The need to modernize legacy applications has never been greater. Intense global competition and web-based innovations are forcing companies to find efficient and cost-effective ways to refresh old applications and integrate them into their current IT infrastructures, while causing minimal disruption to business. The good news is that application modernization is more "doable" than ever, thanks to new standards-based open technologies.

Legacy applications, which usually contain a company's essential business functionality, are expensive and difficult to maintain. Completely replacing these applications is never a viable option because the cost and time involved would be grossly disproportionate to the benefit.

As with most important programming endeavors, application modernization can be done in different ways, depending on a company's needs, budget, IT expertise, and knowledge of the pros and cons of each approach.
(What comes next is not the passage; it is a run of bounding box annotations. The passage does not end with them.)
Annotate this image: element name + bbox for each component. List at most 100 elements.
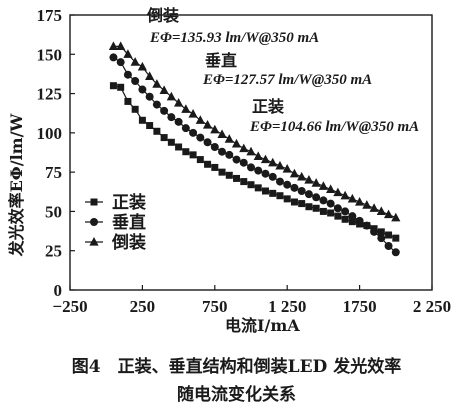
annotation-name-daozhuang: 倒装 bbox=[146, 6, 179, 25]
data-point-zhengzhuang bbox=[233, 174, 241, 182]
x-tick-label: −250 bbox=[52, 297, 87, 316]
data-point-daozhuang bbox=[202, 120, 213, 129]
data-point-daozhuang bbox=[145, 71, 155, 80]
y-tick-label: 75 bbox=[45, 163, 62, 182]
x-axis-label: 电流I/mA bbox=[225, 316, 300, 335]
x-tick-label: 1750 bbox=[343, 297, 377, 316]
y-tick-label: 50 bbox=[45, 202, 62, 221]
data-point-zhengzhuang bbox=[276, 192, 284, 200]
legend-item-zhengzhuang: 正装 bbox=[85, 192, 146, 213]
data-point-chuizhi bbox=[341, 207, 350, 216]
data-point-chuizhi bbox=[123, 70, 132, 79]
data-point-zhengzhuang bbox=[305, 203, 313, 211]
legend-marker-zhengzhuang bbox=[90, 198, 98, 206]
data-point-chuizhi bbox=[326, 199, 335, 208]
data-point-chuizhi bbox=[247, 163, 255, 172]
data-point-zhengzhuang bbox=[319, 207, 327, 215]
data-point-daozhuang bbox=[376, 206, 386, 216]
data-point-daozhuang bbox=[108, 41, 119, 51]
data-point-daozhuang bbox=[260, 154, 271, 164]
data-point-daozhuang bbox=[174, 98, 184, 107]
data-point-daozhuang bbox=[304, 175, 314, 184]
data-point-daozhuang bbox=[246, 146, 256, 156]
data-point-zhengzhuang bbox=[175, 143, 183, 151]
chart-axes bbox=[69, 14, 433, 291]
data-point-chuizhi bbox=[174, 117, 183, 126]
data-point-zhengzhuang bbox=[146, 122, 154, 130]
figure-caption-line2: 随电流变化关系 bbox=[177, 385, 296, 405]
data-point-daozhuang bbox=[188, 109, 198, 118]
legend-item-chuizhi: 垂直 bbox=[85, 212, 146, 233]
series-daozhuang bbox=[108, 41, 401, 222]
data-point-daozhuang bbox=[268, 157, 278, 167]
data-point-zhengzhuang bbox=[341, 215, 349, 223]
data-point-daozhuang bbox=[333, 187, 343, 197]
data-point-chuizhi bbox=[362, 221, 371, 230]
data-point-chuizhi bbox=[290, 183, 299, 192]
data-point-zhengzhuang bbox=[211, 163, 219, 171]
data-point-zhengzhuang bbox=[290, 198, 298, 206]
plot-frame bbox=[69, 14, 433, 291]
legend-marker-daozhuang bbox=[89, 237, 99, 246]
data-point-daozhuang bbox=[326, 184, 336, 194]
data-point-zhengzhuang bbox=[204, 160, 212, 168]
data-point-chuizhi bbox=[261, 169, 270, 178]
data-point-zhengzhuang bbox=[385, 231, 393, 239]
data-point-daozhuang bbox=[166, 91, 176, 101]
data-point-chuizhi bbox=[370, 227, 379, 236]
data-point-chuizhi bbox=[319, 196, 328, 205]
data-point-daozhuang bbox=[355, 197, 365, 206]
data-point-daozhuang bbox=[159, 85, 169, 95]
data-point-zhengzhuang bbox=[138, 116, 146, 124]
data-point-chuizhi bbox=[333, 204, 342, 213]
data-point-daozhuang bbox=[391, 212, 401, 222]
data-point-zhengzhuang bbox=[167, 138, 175, 146]
data-point-zhengzhuang bbox=[254, 184, 262, 192]
data-point-zhengzhuang bbox=[218, 168, 226, 176]
y-tick-label: 25 bbox=[45, 242, 62, 261]
data-point-daozhuang bbox=[130, 57, 140, 66]
data-point-chuizhi bbox=[312, 193, 321, 202]
data-point-daozhuang bbox=[297, 171, 307, 181]
data-point-daozhuang bbox=[123, 49, 133, 58]
data-point-daozhuang bbox=[253, 151, 263, 161]
data-point-chuizhi bbox=[384, 242, 393, 250]
data-point-chuizhi bbox=[225, 150, 234, 159]
data-point-chuizhi bbox=[391, 248, 400, 257]
data-point-daozhuang bbox=[210, 124, 220, 134]
data-point-daozhuang bbox=[282, 164, 292, 173]
legend-item-daozhuang: 倒装 bbox=[85, 232, 146, 253]
data-point-zhengzhuang bbox=[283, 195, 291, 203]
data-point-chuizhi bbox=[239, 158, 248, 167]
data-point-zhengzhuang bbox=[196, 156, 204, 164]
chart-annotations: 倒装 EΦ=135.93 lm/W@350 mA 垂直 EΦ=127.57 lm… bbox=[146, 6, 419, 135]
data-point-chuizhi bbox=[268, 172, 277, 181]
data-point-daozhuang bbox=[340, 190, 350, 200]
data-point-zhengzhuang bbox=[348, 218, 356, 226]
legend-label-zhengzhuang: 正装 bbox=[112, 192, 146, 213]
data-point-chuizhi bbox=[196, 133, 205, 142]
y-tick-label: 125 bbox=[37, 85, 63, 104]
x-tick-label: 2 250 bbox=[413, 297, 451, 316]
data-point-zhengzhuang bbox=[392, 234, 400, 242]
data-point-chuizhi bbox=[355, 216, 364, 225]
data-point-zhengzhuang bbox=[298, 200, 306, 208]
figure-caption-line1: 图4 正装、垂直结构和倒装LED 发光效率 bbox=[71, 357, 402, 377]
data-point-chuizhi bbox=[145, 92, 154, 101]
data-point-chuizhi bbox=[116, 58, 125, 67]
data-point-daozhuang bbox=[116, 41, 126, 51]
data-point-zhengzhuang bbox=[182, 148, 190, 156]
y-tick-label: 100 bbox=[37, 124, 63, 143]
data-point-daozhuang bbox=[289, 168, 300, 178]
data-point-zhengzhuang bbox=[247, 181, 255, 189]
x-tick-label: 750 bbox=[202, 297, 228, 316]
data-point-chuizhi bbox=[232, 155, 241, 164]
data-point-daozhuang bbox=[224, 134, 234, 143]
legend-marker-chuizhi bbox=[90, 218, 98, 226]
data-point-zhengzhuang bbox=[160, 134, 168, 142]
data-point-zhengzhuang bbox=[189, 151, 197, 159]
chart-plot-area bbox=[108, 41, 401, 257]
annotation-text-chuizhi: EΦ=127.57 lm/W@350 mA bbox=[202, 72, 372, 88]
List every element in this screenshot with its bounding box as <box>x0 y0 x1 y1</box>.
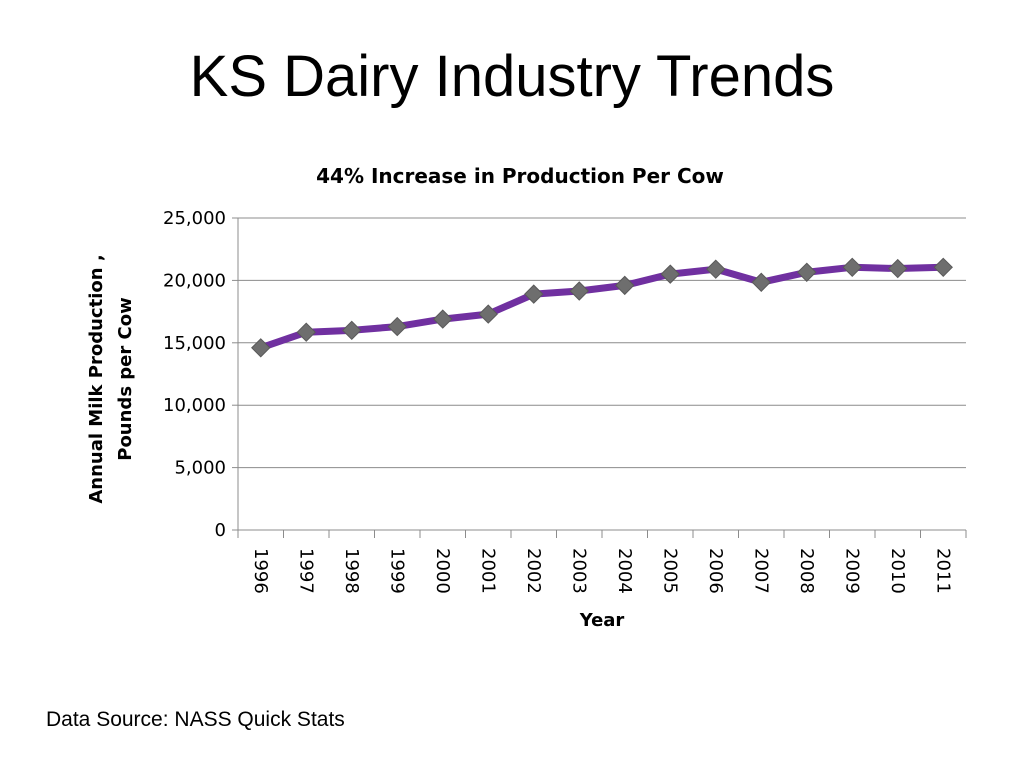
data-point-marker <box>251 338 271 358</box>
data-point-marker <box>751 272 771 292</box>
x-tick-label: 2003 <box>568 548 589 594</box>
y-axis-title-line: Pounds per Cow <box>115 297 136 461</box>
data-point-marker <box>797 262 817 282</box>
x-tick-label: 2010 <box>887 548 908 594</box>
x-tick-label: 2001 <box>477 548 498 594</box>
data-point-marker <box>660 264 680 284</box>
x-tick-label: 2007 <box>750 548 771 594</box>
chart-title: 44% Increase in Production Per Cow <box>316 164 724 188</box>
milk-production-chart: 44% Increase in Production Per Cow 0 5,00… <box>86 164 967 631</box>
data-point-marker <box>342 320 362 341</box>
y-tick-label: 20,000 <box>163 270 226 291</box>
x-tick-label: 2005 <box>659 548 680 594</box>
x-tick-label: 2008 <box>796 548 817 594</box>
data-point-marker <box>569 281 589 301</box>
data-source-note: Data Source: NASS Quick Stats <box>46 708 345 731</box>
x-tick-label: 1998 <box>341 548 362 594</box>
data-point-marker <box>933 257 953 278</box>
y-tick-label: 25,000 <box>163 208 226 229</box>
x-axis-title: Year <box>579 610 625 631</box>
data-point-marker <box>387 316 407 337</box>
data-point-marker <box>842 257 862 278</box>
data-point-marker <box>888 258 908 279</box>
y-axis-title: Annual Milk Production , Pounds per Cow <box>86 254 136 503</box>
data-point-marker <box>296 322 316 342</box>
y-tick-label: 10,000 <box>163 395 226 416</box>
data-point-marker <box>478 304 498 324</box>
series-line <box>257 263 947 352</box>
y-tick-label: 0 <box>215 520 226 541</box>
x-tick-label: 2004 <box>614 548 635 594</box>
series-layer <box>251 257 953 358</box>
axes <box>232 217 967 538</box>
y-tick-label: 15,000 <box>163 333 226 354</box>
x-tick-label: 2006 <box>705 548 726 594</box>
x-tick-label: 1996 <box>250 548 271 594</box>
slide-title: KS Dairy Industry Trends <box>189 44 835 109</box>
y-tick-label: 5,000 <box>174 458 226 479</box>
x-tick-label: 2000 <box>432 548 453 594</box>
x-tick-label: 2009 <box>841 548 862 594</box>
x-tick-label: 1999 <box>386 548 407 594</box>
y-axis-title-line: Annual Milk Production , <box>86 254 107 503</box>
data-point-marker <box>706 259 726 279</box>
x-tick-label: 2011 <box>932 548 953 594</box>
data-point-marker <box>524 284 544 304</box>
gridlines <box>238 217 966 469</box>
y-tick-labels: 0 5,000 10,000 15,000 20,000 25,000 <box>163 208 226 541</box>
x-tick-label: 1997 <box>295 548 316 594</box>
x-tick-labels: 1996 1997 1998 1999 2000 2001 2002 2003 2004 2005… <box>250 548 954 594</box>
data-point-marker <box>433 309 453 329</box>
x-tick-label: 2002 <box>523 548 544 594</box>
data-point-marker <box>615 275 635 296</box>
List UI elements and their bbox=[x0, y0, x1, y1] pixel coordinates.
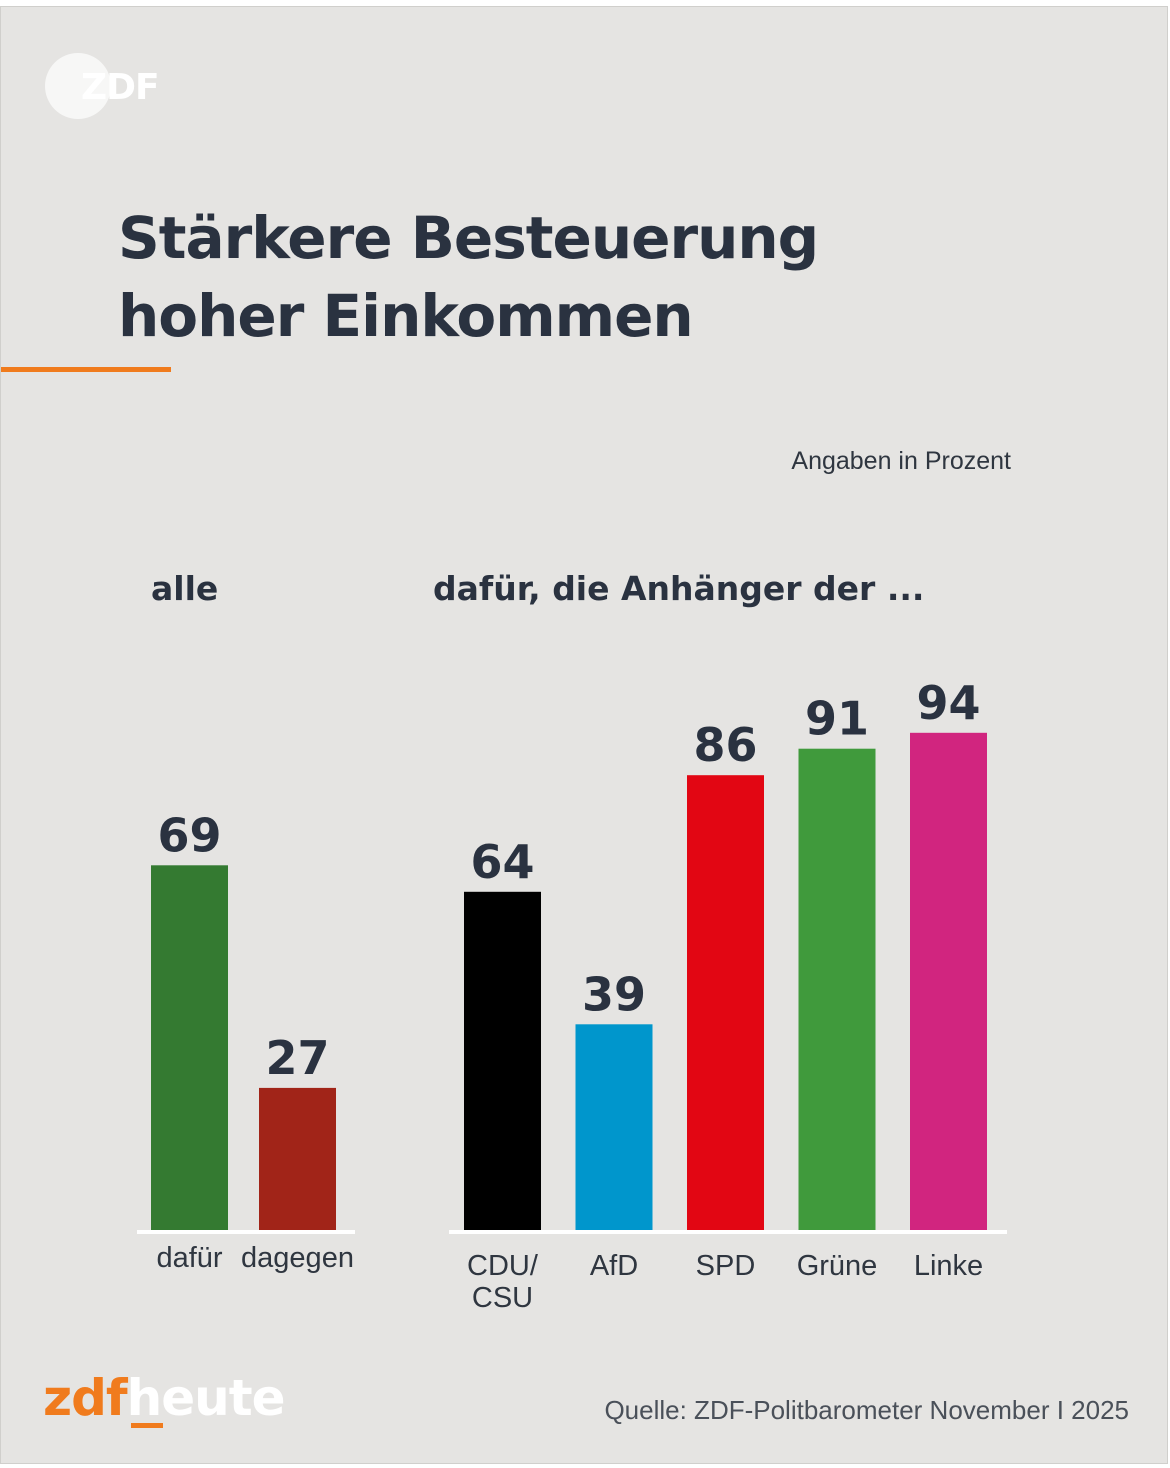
zdfheute-brand: zdfheute bbox=[43, 1369, 286, 1427]
category-label-spd: SPD bbox=[696, 1250, 756, 1282]
group-heading-supporters: dafür, die Anhänger der ... bbox=[433, 569, 925, 608]
category-label-cdu-csu: CDU/CSU bbox=[467, 1250, 539, 1314]
value-label-grüne: 91 bbox=[805, 692, 869, 746]
brand-underline bbox=[131, 1423, 163, 1428]
bar-cdu-csu bbox=[464, 891, 541, 1231]
chart-card: ZDF Stärkere Besteuerung hoher Einkommen… bbox=[0, 6, 1168, 1464]
bar-dafür bbox=[151, 865, 228, 1231]
value-label-cdu-csu: 64 bbox=[470, 835, 534, 889]
zdf-logo-text: ZDF bbox=[81, 67, 160, 108]
category-label-grüne: Grüne bbox=[797, 1250, 878, 1282]
chart-title-line-2: hoher Einkommen bbox=[118, 282, 694, 350]
brand-heute: heute bbox=[126, 1369, 286, 1427]
value-label-afd: 39 bbox=[582, 967, 646, 1021]
bar-dagegen bbox=[259, 1087, 336, 1231]
unit-note: Angaben in Prozent bbox=[791, 447, 1011, 475]
group-heading-all: alle bbox=[151, 569, 219, 608]
category-label-linke: Linke bbox=[914, 1250, 983, 1282]
category-label-dafür: dafür bbox=[156, 1242, 222, 1274]
brand-zdf: zdf bbox=[43, 1369, 128, 1427]
category-label-afd: AfD bbox=[590, 1250, 638, 1282]
value-label-dafür: 69 bbox=[157, 808, 221, 862]
source-note: Quelle: ZDF-Politbarometer November I 20… bbox=[604, 1395, 1129, 1425]
value-label-dagegen: 27 bbox=[265, 1031, 329, 1085]
chart-title-line-1: Stärkere Besteuerung bbox=[118, 204, 819, 272]
title-accent-line bbox=[1, 367, 171, 372]
bar-grüne bbox=[798, 748, 876, 1231]
bar-spd bbox=[687, 775, 764, 1231]
bar-linke bbox=[910, 732, 987, 1231]
chart-title: Stärkere Besteuerung hoher Einkommen bbox=[118, 199, 1018, 355]
value-label-spd: 86 bbox=[693, 718, 757, 772]
bar-chart: 69 dafür 27 dagegen 64 CDU/CSU 39 AfD 86 SPD 91 Grü… bbox=[137, 676, 1007, 1314]
category-label-dagegen: dagegen bbox=[241, 1242, 354, 1274]
value-label-linke: 94 bbox=[916, 676, 980, 730]
bar-afd bbox=[575, 1024, 653, 1231]
zdf-logo bbox=[45, 53, 111, 119]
Broadly speaking, there are three ways to transform a legacy application into a modern one: rewrite it; purchase an off-the-shelf solution; or migrate the application to a web-based platform.

Application modernization initiatives enable companies to quickly and efficiently move legacy applications to modern web-based platforms that deliver optimal functionality and flexibility, to comply with regulatory requirements, and to keep pace with competitors without disrupting their operations. In addition, such initiatives help businesses to cut operational costs, while refocusing existing budgets to serve new projects.

Different ways to modernize applications

Rewrite an application
The big advantage of rewriting an application is that you can customize it exactly as you want it. Any application that no longer meets current business requirements will likely require a re-architecture and change in business logic.

On the downside, however, the process of rewriting is very time-intensive and expensive, and consumes a lot of internal resources. Another negative is that the process can be disruptive to the end-user's work life, as they have to do their job while learning new technology.